Torture foes are seizing on President Barack Obama's nomination of John Brennan for CIA chief to push for the release of a Senate Intelligence Committee report about the agency's use of so-called "enhanced interrogation" techniques like waterboarding during the George W. Bush administration.
Human rights advocates have long hoped to see portions of the 6,000-page report, in the works since 2009, declassified in order to shed light on waterboarding and other abuses of the CIA's interrogation program. Sen. John McCain (R-Ariz.) wrote in a letter last month that the report "confirms … that the cruel, inhuman, and degrading treatment of prisoners is not only wrong in principle and a stain on our country’s conscience, but also an ineffective and unreliable means of gathering intelligence."
But while the Senate Intelligence Committee approved the report on a 9-6, mostly party-line vote last month, it still has not seen the light of day. The White House and intelligence agencies are still combing through it to make comments to the Senate panel.

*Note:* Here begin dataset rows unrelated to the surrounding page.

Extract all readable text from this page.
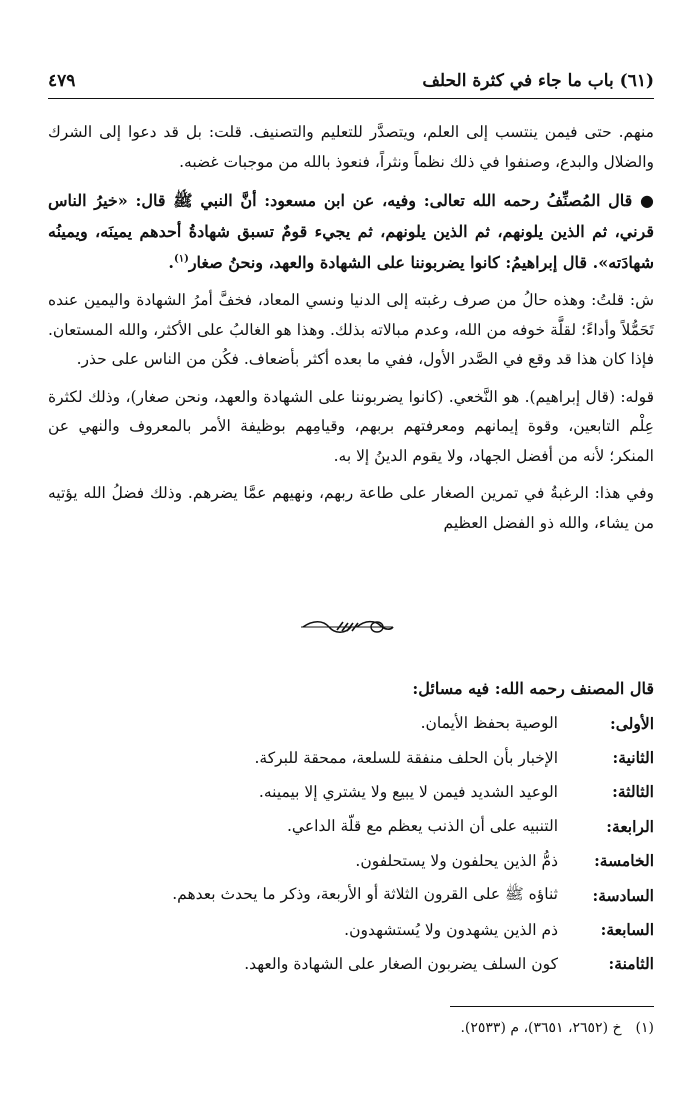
(٦١) باب ما جاء في كثرة الحلف
٤٧٩

منهم. حتى فيمن ينتسب إلى العلم، ويتصدَّر للتعليم والتصنيف. قلت: بل قد دعوا إلى الشرك والضلال والبدع، وصنفوا في ذلك نظماً ونثراً، فنعوذ بالله من موجبات غضبه.

● قال المُصنِّفُ رحمه الله تعالى: وفيه، عن ابن مسعود: أنَّ النبي ﷺ قال: «خيرُ الناس قرني، ثم الذين يلونهم، ثم الذين يلونهم، ثم يجيء قومٌ تسبق شهادةُ أحدهم يمينَه، ويمينُه شهادَته». قال إبراهيمُ: كانوا يضربوننا على الشهادة والعهد، ونحنُ صغار$^{(١)}$.

ش: قلتُ: وهذه حالُ من صرف رغبته إلى الدنيا ونسي المعاد، فخفَّ أمرُ الشهادة واليمين عنده تَحَمُّلاً وأداءً؛ لقلَّة خوفه من الله، وعدم مبالاته بذلك. وهذا هو الغالبُ على الأكثر، والله المستعان. فإذا كان هذا قد وقع في الصَّدر الأول، ففي ما بعده أكثر بأضعاف. فكُن من الناس على حذر.

قوله: (قال إبراهيم). هو النَّخعي. (كانوا يضربوننا على الشهادة والعهد، ونحن صغار)، وذلك لكثرة عِلْم التابعين، وقوة إيمانهم ومعرفتهم بربهم، وقيامِهم بوظيفة الأمر بالمعروف والنهي عن المنكر؛ لأنه من أفضل الجهاد، ولا يقوم الدينُ إلا به.

وفي هذا: الرغبةُ في تمرين الصغار على طاعة ربهم، ونهيهم عمَّا يضرهم. وذلك فضلُ الله يؤتيه من يشاء، والله ذو الفضل العظيم

قال المصنف رحمه الله: فيه مسائل:
الأولى:
الوصية بحفظ الأيمان.
الثانية:
الإخبار بأن الحلف منفقة للسلعة، ممحقة للبركة.
الثالثة:
الوعيد الشديد فيمن لا يبيع ولا يشتري إلا بيمينه.
الرابعة:
التنبيه على أن الذنب يعظم مع قلّة الداعي.
الخامسة:
ذمُّ الذين يحلفون ولا يستحلفون.
السادسة:
ثناؤه ﷺ على القرون الثلاثة أو الأربعة، وذكر ما يحدث بعدهم.
السابعة:
ذم الذين يشهدون ولا يُستشهدون.
الثامنة:
كون السلف يضربون الصغار على الشهادة والعهد.
(١)خ (٢٦٥٢، ٣٦٥١)، م (٢٥٣٣).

Brennan's tenure as deputy executive director at the CIA in the mid-2000s may play a role in the debate over the report's release. According to a report Monday in The Washington Post, the White House combed through the report to see whether it contained any damaging revelations about Brennan's time at the agency. It apparently shows that he was made aware of the interrogation program's classified aspects, but did not play a "significant role" in the program. Human rights advocates would like to read the report for themselves, before Brennan is confirmed.
“The Senate should not move forward with his nomination until all senators can assess the role of the CIA -- and any role by Brennan himself -- in torture, abuse, secret prisons, and extraordinary rendition during his past tenure at the CIA," Laura Murphy, director of the ACLU's Washington Legislative Office said in a release on Monday. “To the extent these questions can be answered by the Intelligence Committee’s still-undisclosed report on the CIA’s role in torture, the Senate should use the report to determine what role Brennan had."
Years after he had left the CIA, Brennan publicly defended at least some elements of the program. "A lot of information that has come out from these interrogation procedures that the agency has in fact used against the real hard-core terrorists," he said in November 2007. "It has saved lives. And let’s not forget, these are hardened terrorists who have been responsible for 9/11."
But Brennan also spoke out against waterboarding at least as early as October 2006, telling the New York Daily News that it "goes beyond the bounds of what a civilized society should employ."
The push for the report's release is bigger than Brennan. Advocates hope it will provide some accountability for the interrogation program's members, who Obama has said he will not prosecute for their crimes. But the CIA has steadfastly opposed not just prosecutions but also the release of more information on the torture program -- including, according to some, the Senate Intelligence report.
"There have been reports that the CIA was vigorously opposing release of that study," said Dixon Osburn, director of the Law and Security Program at Human Rights First. "Leadership from the White House and CIA leaders would be critically important in making sure that report is made public."
Comments on the report from the executive branch, including the CIA, are due February 15. The Senate Intelligence Committee would then need to decide whether to incorporate them into the report and whether to make any of the report or at least a summary public.
The ACLU, Human Rights First and Human Rights Watch will all be pushing during Brennan's nomination process to speed up the report's release. They say his statements on the matter will show whether the 25-year agency veteran is too in thrall to its bureaucracy to make reforms, or ready to push it in a new direction.
"If Brennan is supportive of that process," Osburn said, "that would be very helpful in ensuring that we don't repeat those mistakes."